Valid HiveMQ Security Extension license
latest HiveMQ version.
\uD83D\uDCD8 Instructions
1. Configuring the LDAP Realm
To integrate Active Directory with HiveMQ, you’ll need to configure the LDAP realm. Details can be found in the HiveMQ documentation.
Here’s how to set up the ldap-realm in the ESE config.xml file:
<ldap-realm>
<name>my-ldap-server</name>
<enabled>true</enabled>
<configuration>
<servers>
<ldap-server>
<host>your hostname</host>
<port>389</port>
</ldap-server>
</servers>
<tls>tcp</tls>
<base-dn>dc=hivemq,dc=com</base-dn>
<simple-bind>
<rdns>cn=ese,cn=hivemq</rdns>
<userPassword>password</userPassword>
</simple-bind>
</configuration>
</ldap-realm>
Configuring the LDAP Authentication Manager
Next, to implement custom authentication logic using LDAP, you must configure the LDAP Authentication Manager in your ESE config.xml:
<ldap-authentication-manager>
<realm>my-ldap-server</realm>
<clients-rdns>ou=mqtt-clients,ou=iot-services</clients-rdns>
<uid-attribute>cn</uid-attribute>
<required-object-class>hmq-mqttClient</required-object-class>
</ldap-authentication-manager>
Configuring the LDAP Authorization Manager
For custom authorization logic over LDAP, you’ll need to configure the LDAP Authorization Manager in the ESE config.xml:
You can also use different realms for Authorization logic, for example: File-realm, SQL-realm etc. then you will need to use the respective authorization manager of that realm.

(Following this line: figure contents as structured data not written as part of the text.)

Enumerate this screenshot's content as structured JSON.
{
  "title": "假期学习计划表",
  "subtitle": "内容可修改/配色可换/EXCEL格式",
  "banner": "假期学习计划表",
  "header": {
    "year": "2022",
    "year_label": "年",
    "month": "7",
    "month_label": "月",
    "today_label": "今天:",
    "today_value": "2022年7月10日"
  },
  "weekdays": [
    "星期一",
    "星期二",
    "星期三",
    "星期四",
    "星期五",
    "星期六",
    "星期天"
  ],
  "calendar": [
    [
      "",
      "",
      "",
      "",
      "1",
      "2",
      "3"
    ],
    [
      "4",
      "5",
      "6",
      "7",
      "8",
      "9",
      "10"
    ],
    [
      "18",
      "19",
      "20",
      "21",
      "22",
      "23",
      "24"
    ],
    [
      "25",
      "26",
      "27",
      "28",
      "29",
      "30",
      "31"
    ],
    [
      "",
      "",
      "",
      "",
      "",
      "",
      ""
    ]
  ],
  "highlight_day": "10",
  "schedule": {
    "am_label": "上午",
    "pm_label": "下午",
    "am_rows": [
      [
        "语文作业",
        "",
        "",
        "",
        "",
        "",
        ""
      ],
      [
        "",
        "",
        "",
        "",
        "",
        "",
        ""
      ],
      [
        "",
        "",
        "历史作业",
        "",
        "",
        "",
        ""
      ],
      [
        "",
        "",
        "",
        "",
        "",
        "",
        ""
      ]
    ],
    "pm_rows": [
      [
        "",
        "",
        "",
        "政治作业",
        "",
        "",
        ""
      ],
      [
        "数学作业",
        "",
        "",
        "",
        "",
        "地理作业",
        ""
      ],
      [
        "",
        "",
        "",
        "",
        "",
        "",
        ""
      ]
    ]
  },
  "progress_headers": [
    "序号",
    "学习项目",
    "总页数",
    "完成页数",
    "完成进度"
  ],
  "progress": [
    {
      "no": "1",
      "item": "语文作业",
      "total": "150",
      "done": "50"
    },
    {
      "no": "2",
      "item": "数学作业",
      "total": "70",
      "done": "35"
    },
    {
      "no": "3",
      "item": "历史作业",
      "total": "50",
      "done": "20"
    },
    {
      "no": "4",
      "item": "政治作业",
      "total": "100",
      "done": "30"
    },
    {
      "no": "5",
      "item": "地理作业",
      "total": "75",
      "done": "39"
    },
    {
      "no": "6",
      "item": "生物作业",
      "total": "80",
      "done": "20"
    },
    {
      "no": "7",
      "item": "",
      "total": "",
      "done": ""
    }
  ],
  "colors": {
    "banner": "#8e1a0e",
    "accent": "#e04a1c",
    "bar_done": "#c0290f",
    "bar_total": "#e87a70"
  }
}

For more details please check our documentation.
<ldap-authorization-manager>
<realm>my-ldap-server</realm>
<directory-descent>false</directory-descent>
<use-authorization-key>false</use-authorization-key>
<use-authorization-role-key>true</use-authorization-role-key>
</ldap-authorization-manager>
Final
config.xmlExample
Here’s an overview of how the config.xml will look after completing the steps:
<?xml version="1.0" encoding="UTF-8" ?>
<enterprise-security-extension xmlns:xsi="http://www.w3.org/2001/XMLSchema-instance"
xsi:noNamespaceSchemaLocation="config.xsd" version="1">
<realms>
<!-- Enable LDAP Realm -->
<ldap-realm>
<name>my-ldap-server</name>
<enabled>true</enabled>
<configuration>
<servers>
<ldap-server>
<host>testhivemq.com</host>
<port>389</port>
</ldap-server>
</servers>
<tls>tcp</tls>
<base-dn>DC=testhivemq,DC=com</base-dn>
<simple-bind>
<rdns>CN=HiveMQ,OU=Management,OU=hivemq/rdns>
<userPassword>hivemq</userPassword>
</simple-bind>
</configuration>
</ldap-realm>
</realms>
<pipelines>
<!-- Secure access to the MQTT broker -->
<listener-pipeline listener="ALL">
<!-- Authenticate MQTT client against a LDAP Server -->
<ldap-authentication-manager>
<realm>my-ldap-server</realm>
<clients-rdns>CN=customer1,OU=Customers</clients-rdns>
<uid-attribute>cn</uid-attribute>
</ldap-authentication-manager>
<!-- Authorize MQTT client client against a LDAP Server -->
<ldap-authorization-manager>
<realm>my-ldap-server</realm>
<use-authorization-key>true</use-authorization-key>
<use-authorization-role-key>true</use-authorization-role-key>
</ldap-authorization-manager>
</listener-pipeline>
</pipelines>
</enterprise-security-extension>
Restart the Broker
After making changes to AD users or permissions, restart the broker and the ESE to apply the updates. Please note that ESE caches permissions by default.